A Ukrainian policeman, aged 25, one of 63 international soldiers and police injured in the riot, died Monday night, UN police and Kiev said on Tuesday.

KFOR spokesman Jean Luc Cotard said most of the injuries were inflicted by hand grenades in a "deliberate assault on our soldiers ... with the aim of killing."

Nearly 100 protesters were also injured, two of them critically, in riots in the northern, Serb-dominated area.

The riots were not the first, but represented the worst spate of violence since Kosovo unilaterally declared independence from Belgrade a month ago.

UNMIK deputy head, Larry Rossin, said the riots, as well as earlier "actions" by Serbs, were orchestrated, and warned the unnamed organizers that they would face murder and attempted murder charges.

"We know who they are, but can't say yet in the interest of the investigation," Rossin told reporters. "We will not tolerate this kind of violence ... it is totally unacceptable."

The UN police was ordered out of northern Mitrovica, leaving it to KFOR, reinforced with 400 troops, to control the situation.

The UN administration has been struggling to impose control in the northernmost 20 per cent of Kosovo's territory in which Serbs are the majority. Elsewhere in Kosovo, ethnic Albanians are vastly dominant.

Serbia runs parallel structures of authority in northern Kosovo, with the northern section of Mitrovica the hub of economic and political life in the enclave.

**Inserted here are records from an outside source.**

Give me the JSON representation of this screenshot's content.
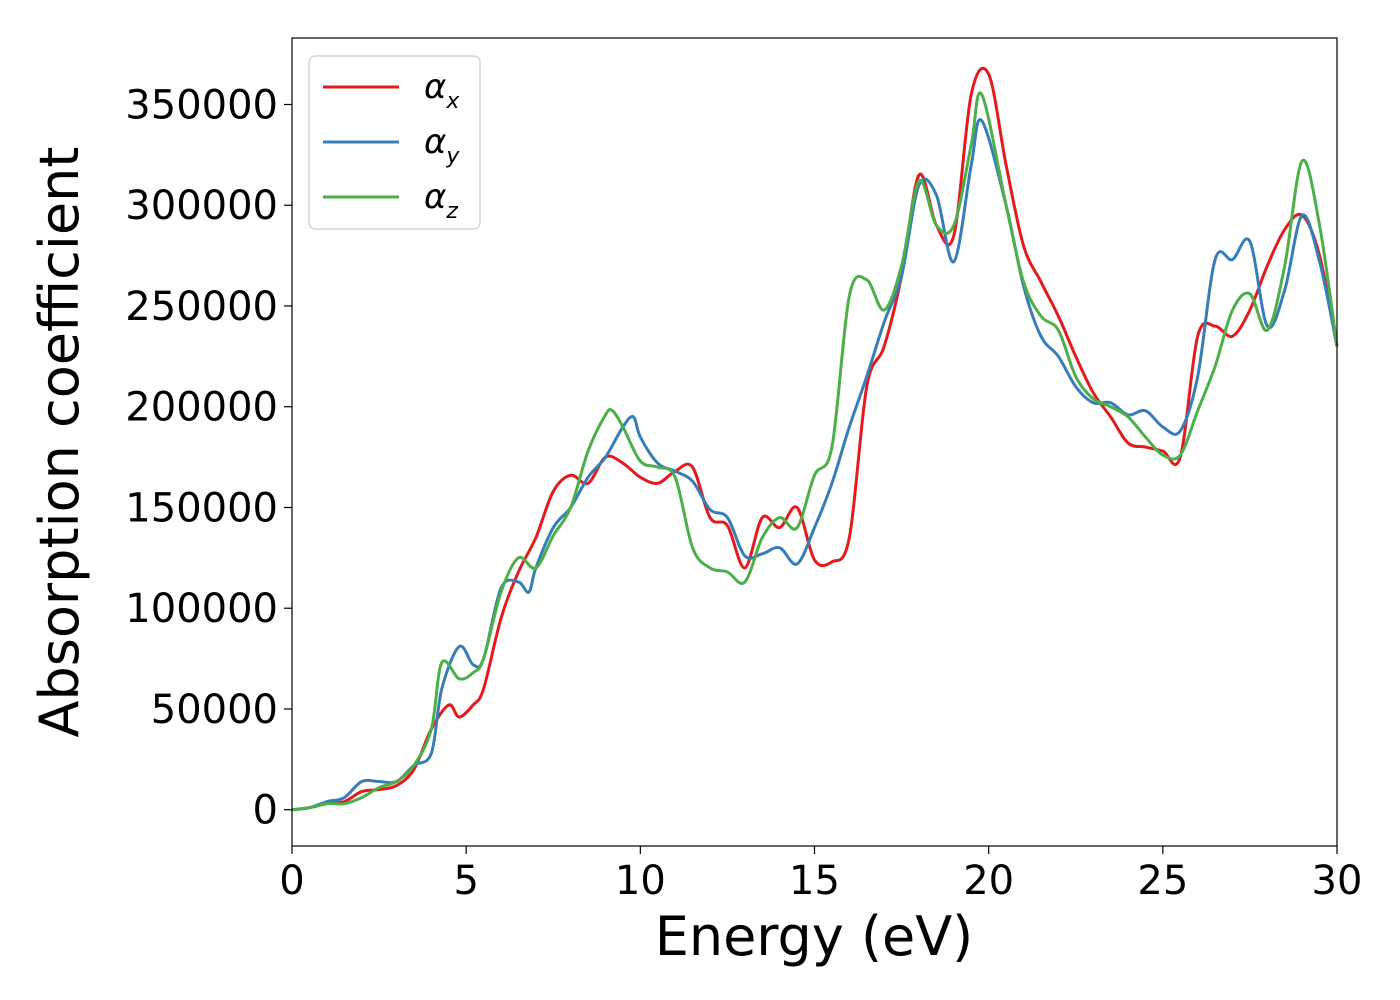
{
  "chart_data": {
    "type": "line",
    "title": "",
    "xlabel": "Energy (eV)",
    "ylabel": "Absorption coefficient",
    "xlim": [
      0,
      30
    ],
    "ylim": [
      -18000,
      383000
    ],
    "xticks": [
      0,
      5,
      10,
      15,
      20,
      25,
      30
    ],
    "yticks": [
      0,
      50000,
      100000,
      150000,
      200000,
      250000,
      300000,
      350000
    ],
    "grid": false,
    "legend_position": "top-left",
    "series": [
      {
        "name": "α_x",
        "legend_main": "α",
        "legend_sub": "x",
        "color": "#e41a1c",
        "x": [
          0,
          0.5,
          1,
          1.5,
          2,
          2.5,
          3,
          3.5,
          4,
          4.5,
          4.8,
          5.2,
          5.5,
          6,
          6.5,
          7,
          7.5,
          8,
          8.5,
          9,
          9.5,
          10,
          10.5,
          11,
          11.5,
          12,
          12.5,
          13,
          13.5,
          14,
          14.5,
          15,
          15.5,
          16,
          16.5,
          17,
          17.5,
          18,
          18.5,
          19,
          19.5,
          20,
          20.5,
          21,
          21.5,
          22,
          22.5,
          23,
          23.5,
          24,
          24.5,
          25,
          25.5,
          26,
          26.5,
          27,
          27.5,
          28,
          28.5,
          29,
          29.5,
          30
        ],
        "y": [
          0,
          1000,
          3000,
          4000,
          9000,
          10000,
          12000,
          20000,
          40000,
          52000,
          46000,
          52000,
          60000,
          95000,
          118000,
          135000,
          158000,
          166000,
          162000,
          175000,
          172000,
          165000,
          162000,
          168000,
          170000,
          145000,
          141000,
          120000,
          145000,
          140000,
          150000,
          124000,
          123000,
          135000,
          210000,
          230000,
          265000,
          315000,
          290000,
          285000,
          355000,
          365000,
          320000,
          280000,
          262000,
          245000,
          225000,
          207000,
          195000,
          182000,
          180000,
          178000,
          175000,
          235000,
          240000,
          235000,
          248000,
          270000,
          288000,
          295000,
          275000,
          230000
        ]
      },
      {
        "name": "α_y",
        "legend_main": "α",
        "legend_sub": "y",
        "color": "#377eb8",
        "x": [
          0,
          0.5,
          1,
          1.5,
          2,
          2.5,
          3,
          3.5,
          4,
          4.3,
          4.8,
          5.2,
          5.5,
          6,
          6.5,
          6.8,
          7,
          7.5,
          8,
          8.5,
          9,
          9.5,
          9.8,
          10,
          10.5,
          11,
          11.5,
          12,
          12.5,
          13,
          13.5,
          14,
          14.5,
          15,
          15.5,
          16,
          16.5,
          17,
          17.5,
          18,
          18.5,
          19,
          19.5,
          19.8,
          20.5,
          21,
          21.5,
          22,
          22.5,
          23,
          23.5,
          24,
          24.5,
          25,
          25.5,
          26,
          26.5,
          27,
          27.5,
          28,
          28.5,
          29,
          29.5,
          30
        ],
        "y": [
          0,
          1000,
          4000,
          6000,
          14000,
          14000,
          14000,
          22000,
          28000,
          60000,
          81000,
          72000,
          75000,
          110000,
          113000,
          108000,
          120000,
          140000,
          150000,
          165000,
          175000,
          190000,
          195000,
          185000,
          172000,
          168000,
          163000,
          149000,
          145000,
          126000,
          127000,
          130000,
          122000,
          140000,
          162000,
          190000,
          215000,
          242000,
          265000,
          310000,
          305000,
          272000,
          320000,
          342000,
          300000,
          260000,
          235000,
          225000,
          210000,
          202000,
          202000,
          196000,
          198000,
          190000,
          188000,
          215000,
          273000,
          273000,
          282000,
          240000,
          258000,
          295000,
          272000,
          230000
        ]
      },
      {
        "name": "α_z",
        "legend_main": "α",
        "legend_sub": "z",
        "color": "#4daf4a",
        "x": [
          0,
          0.5,
          1,
          1.5,
          2,
          2.5,
          3,
          3.5,
          4,
          4.3,
          4.8,
          5.2,
          5.5,
          6,
          6.5,
          7,
          7.5,
          8,
          8.5,
          9,
          9.2,
          9.5,
          10,
          10.5,
          11,
          11.5,
          12,
          12.5,
          13,
          13.5,
          14,
          14.5,
          15,
          15.5,
          16,
          16.5,
          17,
          17.5,
          18,
          18.5,
          19,
          19.5,
          19.8,
          20.5,
          21,
          21.5,
          22,
          22.5,
          23,
          23.5,
          24,
          24.5,
          25,
          25.5,
          26,
          26.5,
          27,
          27.5,
          28,
          28.5,
          29,
          29.5,
          30
        ],
        "y": [
          0,
          1000,
          3000,
          3000,
          6000,
          11000,
          14000,
          22000,
          40000,
          73000,
          65000,
          68000,
          75000,
          108000,
          125000,
          120000,
          136000,
          150000,
          178000,
          196000,
          198000,
          190000,
          173000,
          170000,
          165000,
          130000,
          120000,
          118000,
          113000,
          135000,
          145000,
          140000,
          166000,
          180000,
          255000,
          263000,
          248000,
          270000,
          312000,
          290000,
          290000,
          330000,
          355000,
          300000,
          262000,
          245000,
          238000,
          215000,
          204000,
          200000,
          195000,
          185000,
          176000,
          176000,
          198000,
          220000,
          248000,
          256000,
          238000,
          270000,
          322000,
          290000,
          230000
        ]
      }
    ]
  }
}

Belgrade has instructed the Serbs there to boycott and ignore international and Kosovo authorities and has even condoned violent protests launched since Kosovo split from Serbia.

Serbian officials blamed KFOR and UNMIK for the violence Monday, saying it was triggered by their retaking of a Mitrovica courthouse which protesters forcibly occupied on Friday.

Mitrovica was mostly quiet Tuesday, though a group of young Serbs pelted a French KFOR convoy with stones. Contrary to some reports, the soldiers did not respond, spokesman Etienne Du Fayet told Deutsche Presse-Agentur dpa.